May has been an interesting month in the world of software patents. This post is about a decision of a UK court ruling that a particular software invention is patentable. I’ve written another post about a US court decision that represents a missed opportunity to bring some clarity to this area.

The UK Court of Appeal decision was in the matter of HTC Europe Co Ltd v Apple Inc [2013] EWCA Civ 451.  In fact HTC did not appear at the appeal following a settlement agreement reached between themselves and Apple. However, the UK Patent Office took up an invitation to appear at the hearing “to protect the public interest by intervening to the extent necessary to prevent invalid patents being restored to the register”.

The decision relates to two Apple patents, EP2098948  and EP1964022, both of which were found to be invalid by the High Court in a previous action.

The ‘022 patent relates to Apple’s “slide to unlock” feature made famous by the iPhone. That patent was originally rejected as lacking inventive step and that decision was upheld. However, this blog post concentrates on the ‘948 patent.

The appeal concerned just two claims of the patent, claims 1 and 2. In the original decision, both claims were held to relate to computer programs as such and so claim excluded subject matter. In addition, claim 1 was held to lack an inventive step. No such objection was raised against claim 2. The appeal decision ruled that both claims should not in fact be excluded from patentability as being “computer programs as such”. The lack of inventive step of claim 1 was upheld, but claim 2 was deemed as having an inventive step and therefore being valid.

The ‘948 patent relates to a “touch event model” for processing touch events in a multi-touch enabled device (such as a mobile phone or tablet), i.e. a device that can interpret touches made at two or more points on the device’s screen – for example, “pinch” and “de-pinch” gestures used for zooming. Touch events are received by the operating system (OS) of a device and passed to software applications for processing. The patent specification explains that software applications need to process and act upon touch events that are passed to them by the OS, but that writing an application to deal with multiple touch events involves additional complexity. So, there is an additional programming overhead for applications that do not need to make use of multi-touch capabilities, and for legacy applications.

The patent’s solution is to provide two flags on a per-view basis. The first flag is a “multi-touch flag” that indicates whether a particular view is allowed to receive multiple simultaneous touches. The second is an “exclusive touch flag” that indicates whether a particular view allows other views to receive touches while the flagged view is receiving a touch. In combination, these flags mean that a muti-touch enabled device can run software elements that are relatively simple and that are programmed to handle only a single touch event at a time, but can also execute more complex elements that use the multi-touch functionality.

Now, it is well established in the UK that “programs for computers … as such” are not regarded as inventions for which patents can be granted; but that patents may be granted for an invention where it makes a technical contribution to the known art. That contribution means that the invention is not a program “as such” and a patent can be granted on the basis of that contribution, provided of course that the contribution goes on to be proven as new and inventive.

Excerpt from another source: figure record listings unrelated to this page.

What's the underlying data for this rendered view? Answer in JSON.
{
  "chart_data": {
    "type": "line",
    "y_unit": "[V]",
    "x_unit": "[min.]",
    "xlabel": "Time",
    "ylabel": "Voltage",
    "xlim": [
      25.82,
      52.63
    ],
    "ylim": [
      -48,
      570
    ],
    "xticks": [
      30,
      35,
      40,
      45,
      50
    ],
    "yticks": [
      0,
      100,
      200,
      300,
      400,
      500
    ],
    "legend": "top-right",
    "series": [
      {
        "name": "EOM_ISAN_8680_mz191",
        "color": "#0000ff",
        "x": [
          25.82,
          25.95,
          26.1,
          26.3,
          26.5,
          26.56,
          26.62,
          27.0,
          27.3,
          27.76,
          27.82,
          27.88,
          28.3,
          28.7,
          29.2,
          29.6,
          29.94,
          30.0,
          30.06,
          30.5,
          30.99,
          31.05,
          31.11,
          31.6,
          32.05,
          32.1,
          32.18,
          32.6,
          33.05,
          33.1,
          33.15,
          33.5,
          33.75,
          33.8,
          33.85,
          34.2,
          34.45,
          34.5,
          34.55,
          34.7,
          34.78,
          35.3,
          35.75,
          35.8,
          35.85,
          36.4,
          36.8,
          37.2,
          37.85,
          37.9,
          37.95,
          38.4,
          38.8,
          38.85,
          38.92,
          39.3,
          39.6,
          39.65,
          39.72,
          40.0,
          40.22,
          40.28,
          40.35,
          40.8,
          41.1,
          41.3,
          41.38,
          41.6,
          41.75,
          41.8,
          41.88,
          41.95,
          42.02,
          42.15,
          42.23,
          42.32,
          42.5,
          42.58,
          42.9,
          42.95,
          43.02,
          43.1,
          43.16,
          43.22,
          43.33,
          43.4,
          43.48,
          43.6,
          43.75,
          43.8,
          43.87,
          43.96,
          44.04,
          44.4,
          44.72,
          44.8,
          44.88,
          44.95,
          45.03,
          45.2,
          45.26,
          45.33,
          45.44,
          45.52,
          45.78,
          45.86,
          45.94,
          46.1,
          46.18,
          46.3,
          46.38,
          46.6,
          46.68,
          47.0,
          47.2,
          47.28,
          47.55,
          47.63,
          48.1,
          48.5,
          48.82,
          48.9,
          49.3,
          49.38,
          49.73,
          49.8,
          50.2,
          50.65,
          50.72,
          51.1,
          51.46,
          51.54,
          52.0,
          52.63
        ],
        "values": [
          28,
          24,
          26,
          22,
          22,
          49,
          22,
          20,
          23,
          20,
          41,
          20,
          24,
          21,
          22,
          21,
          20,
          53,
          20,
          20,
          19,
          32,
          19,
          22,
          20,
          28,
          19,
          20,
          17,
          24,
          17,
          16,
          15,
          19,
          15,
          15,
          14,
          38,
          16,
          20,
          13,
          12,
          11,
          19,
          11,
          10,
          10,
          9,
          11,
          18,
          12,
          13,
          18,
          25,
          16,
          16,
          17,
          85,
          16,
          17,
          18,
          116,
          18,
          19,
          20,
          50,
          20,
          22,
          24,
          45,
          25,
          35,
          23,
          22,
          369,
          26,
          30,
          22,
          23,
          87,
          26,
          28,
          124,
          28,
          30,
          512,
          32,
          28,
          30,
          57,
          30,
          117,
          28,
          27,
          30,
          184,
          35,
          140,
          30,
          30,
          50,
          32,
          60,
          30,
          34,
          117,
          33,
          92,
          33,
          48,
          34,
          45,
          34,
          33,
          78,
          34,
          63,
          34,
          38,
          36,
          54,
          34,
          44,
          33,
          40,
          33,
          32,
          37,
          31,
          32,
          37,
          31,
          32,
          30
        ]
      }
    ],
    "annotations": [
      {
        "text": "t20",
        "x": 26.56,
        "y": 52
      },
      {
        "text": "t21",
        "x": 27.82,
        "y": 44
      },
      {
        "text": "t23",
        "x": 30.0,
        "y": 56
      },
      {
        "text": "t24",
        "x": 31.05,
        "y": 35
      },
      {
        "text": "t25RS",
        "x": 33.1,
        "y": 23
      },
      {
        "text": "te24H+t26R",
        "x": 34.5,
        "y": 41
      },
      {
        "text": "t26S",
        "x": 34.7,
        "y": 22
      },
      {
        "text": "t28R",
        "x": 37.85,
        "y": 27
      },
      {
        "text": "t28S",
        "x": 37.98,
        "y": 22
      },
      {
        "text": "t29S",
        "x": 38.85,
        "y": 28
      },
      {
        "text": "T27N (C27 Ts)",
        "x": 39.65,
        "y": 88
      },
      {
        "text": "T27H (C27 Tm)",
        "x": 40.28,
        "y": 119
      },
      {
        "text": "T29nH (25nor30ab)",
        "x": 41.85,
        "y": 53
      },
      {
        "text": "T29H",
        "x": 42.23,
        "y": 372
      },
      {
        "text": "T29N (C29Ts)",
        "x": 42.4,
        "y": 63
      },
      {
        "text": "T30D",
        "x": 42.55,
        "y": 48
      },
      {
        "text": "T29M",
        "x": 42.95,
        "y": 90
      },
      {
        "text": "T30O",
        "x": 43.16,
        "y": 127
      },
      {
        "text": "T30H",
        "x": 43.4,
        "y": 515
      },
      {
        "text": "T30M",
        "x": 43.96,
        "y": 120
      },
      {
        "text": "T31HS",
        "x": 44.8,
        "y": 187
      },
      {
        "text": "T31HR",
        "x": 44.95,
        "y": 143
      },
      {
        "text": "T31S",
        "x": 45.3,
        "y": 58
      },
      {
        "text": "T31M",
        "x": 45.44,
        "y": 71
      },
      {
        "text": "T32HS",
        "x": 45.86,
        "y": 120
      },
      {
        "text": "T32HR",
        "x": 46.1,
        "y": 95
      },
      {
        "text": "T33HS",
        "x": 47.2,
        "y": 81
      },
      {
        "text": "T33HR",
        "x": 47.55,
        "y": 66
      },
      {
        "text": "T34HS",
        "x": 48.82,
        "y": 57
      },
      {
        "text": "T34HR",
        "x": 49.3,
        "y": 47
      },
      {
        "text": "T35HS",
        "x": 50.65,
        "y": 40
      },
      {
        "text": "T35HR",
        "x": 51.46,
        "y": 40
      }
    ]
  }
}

In the original case, “the judge came to the conclusion that the invention was not patentable because it related to a computer program as such. He held … that one aspect of the contribution lay in the software that processed multi-touch inputs and this was plainly excluded subject matter; and the other aspect of the contribution was the advantage that it made it easier to write software for multi-touch devices, and this too lay wholly within excluded subject matter” (see paragraph 54 of the judgement).

However, the judgement in this appeal disagrees, stating “The problem which the patent addresses, namely how to deal with multiple simultaneous touches on one of the new multi-touch devices, is essentially technical” (see paragraph 56 of the judgement).

This is elaborated at paragraph 57: “Now it is fair to say that this solution is embodied in software but, as I have explained, an invention which is patentable in accordance with conventional patentable criteria does not become unpatentable because a computer program is used to implement it. I believe the judge took his eye off the ball in focussing on the fact that the invention was implemented in software and in so doing failed to look at the issue before him as a matter of substance not form. Had he done so he would have found that the problem and its solution are essentially technical in nature and so not excluded from patentability.”

So, the key point here is that the question of whether an invention should be excluded from patentability as relating to a program for a computer as such should be decided on the basis of the substance of the contribution that is made, rather than focussing only on its form.

In its reasoning, the judgement also emphasises that it is relevant to ask what the invention contributes “as a matter of practical reality over and above the fact that it relates to a program for a computer”. The distinction between whether the invention happens to be improvements made to software programmed into a computer or hardware forming part of a computer should not in itself be the decisive factor in determining whether the exclusion should apply.

In my view, this decision does not represent a radical departure from previous practice, but instead provides some helpful guidance on where the boundaries should lie. I am optimistic that this may lead to a more consistent approach from the UKIPO when they carry out examination of patent applications.

This may result in more software patents being granted by the UKIPO, but only in the context of a more consistent and logical approach being taken. I don’t see this decision as “opening the floodgates” to dubious quality software patents. The requirement for a technical contribution will continue to represent a meaningful restriction on the types of inventions that can be patented in the UK, and decisions that clarify the law without having a deleterious effect should be welcomed.